Rating: R
Stars: Joseph Gordon-Levitt, Shailene Woodley, Rhys Ifans, Nicolas Cage, Melissa Leo, Zachary Quinto, Tom Wilkinson, Timothy Olyphant
Writers: Kieran Fitzgerald & Oliver Stone, based on the books by Anatoly Kucherena and Luke Harding
Director: Oliver Stone
Distributor: Open Road
Release Date: September 16, 2016
SNOWDEN, per its title, dramatizes the story of Edward Snowden, played here by Joseph Gordon-Levitt. Moving between the years 2004 and 2013, the film uses a pivotal set of interviews as a framing device. Snowden starts out as a conservative young aspiring military man who gets recruited into the NSA. Snowden’s computer skills earn him promotions, his dislike for agency tactics cause him to quit, his love of writing code brings him back into the intelligence world as a consultant. Finally, Snowden’s growing horror at the extent of U.S. domestic surveillance causes him to – spoiler alert if you’ve somehow never heard of Edward Snowden – go to the press with proof of what he knows.
SNOWDEN the movie is squarely on the side of Snowden the man, and fair enough. Director Oliver Stone and his co-screenwriter Kieran Fitzgerald, working from nonfiction books by Anatoly Kucherena and by Luke Harding, clearly share Snowden’s outrage. What’s disappointing and even kind of remarkable is that they don’t make a very credible case as to why we should be outraged, even though there are plenty of valid arguments out there.
Gordon-Levitt is terrific, as well as made to look very like the real Snowden, who shows up at the end of the film. The filmmakers do a fine job of demonstrating how Snowden is at first professionally seduced by some very bright people (Rhys Ifans is very magnetic as his government mentor) and then progressively disillusioned and even horrified by how his work is being bent to unpleasant, even murderous ends.
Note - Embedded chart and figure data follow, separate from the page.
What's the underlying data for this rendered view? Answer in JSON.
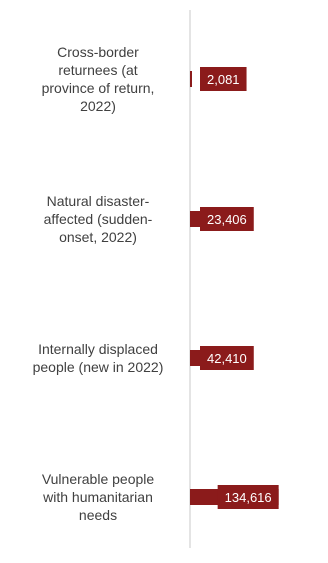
{
  "chart_data": {
    "type": "bar",
    "orientation": "horizontal",
    "categories": [
      [
        "Cross-border",
        "returnees (at",
        "province of return,",
        "2022)"
      ],
      [
        "Natural disaster-",
        "affected (sudden-",
        "onset, 2022)"
      ],
      [
        "Internally displaced",
        "people (new in 2022)"
      ],
      [
        "Vulnerable people",
        "with humanitarian",
        "needs"
      ]
    ],
    "values": [
      2081,
      23406,
      42410,
      134616
    ],
    "data_labels": [
      "2,081",
      "23,406",
      "42,410",
      "134,616"
    ],
    "title": "",
    "xlabel": "",
    "ylabel": "",
    "grid": false,
    "colors": {
      "bar": "#8b1b1b",
      "label_box": "#8b1b1b",
      "label_text": "#ffffff",
      "category_text": "#404040",
      "axis": "#c8c8c8"
    }
  }
}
However, SNOWDEN isn’t great at connecting the dots between drone strikes in the Middle East and illegal government surveillance in the U.S. We get lectures, with digital charts, on how the ability of software to connect people to one another can turn anyone into a suspect, and open innocent folks up to governmental blackmail. We get a look at software experts who range from cynical to oblivious when it comes to the application of the technology they devise.
What we don’t get is something that illustrates in dramatic terms how this affects, or even could potentially affect, American citizens. The one case we’re shown where illegal use of Facebook (of all things) leads to tragedy involves foreign citizens on foreign soil. We may find the incident vile or, conversely, think there’s an argument to be made for the potential greater good. Either way, it’s not an instance of domestic spying.
SNOWDEN also devotes what feels like a good portion of its time to the relationship between the protagonist and his girlfriend Lindsay Mills, played by Shailene Woodley. Woodley is convincing, but even if it’s true to life, the movie doesn’t do much new with the whole “you’re too preoccupied with work, and not here for me enough” dynamic between them.
There is some suspense in the framing device of the journalists – Laura Poitras (played here by Melissa Leo), Glenn Greenwald (Zachary Quinto) and Ewen MacAskill (Tom Wilkinson) – who are breaking Snowden’s story to the world. Precisely because the stakes and timeline of their revelations are clear and immediate, this part of the movie occasionally threatens to overwhelm both Snowden’s narrative and the nature of the revelations.
SNOWDEN works intermittently, and it’s interesting. We can even get intellectually roused about its topics. But it never gets visceral. We’re never made to share the urgency felt by the people we’re watching, and since this seems to be the aim of the film, it’s a significant shortfall.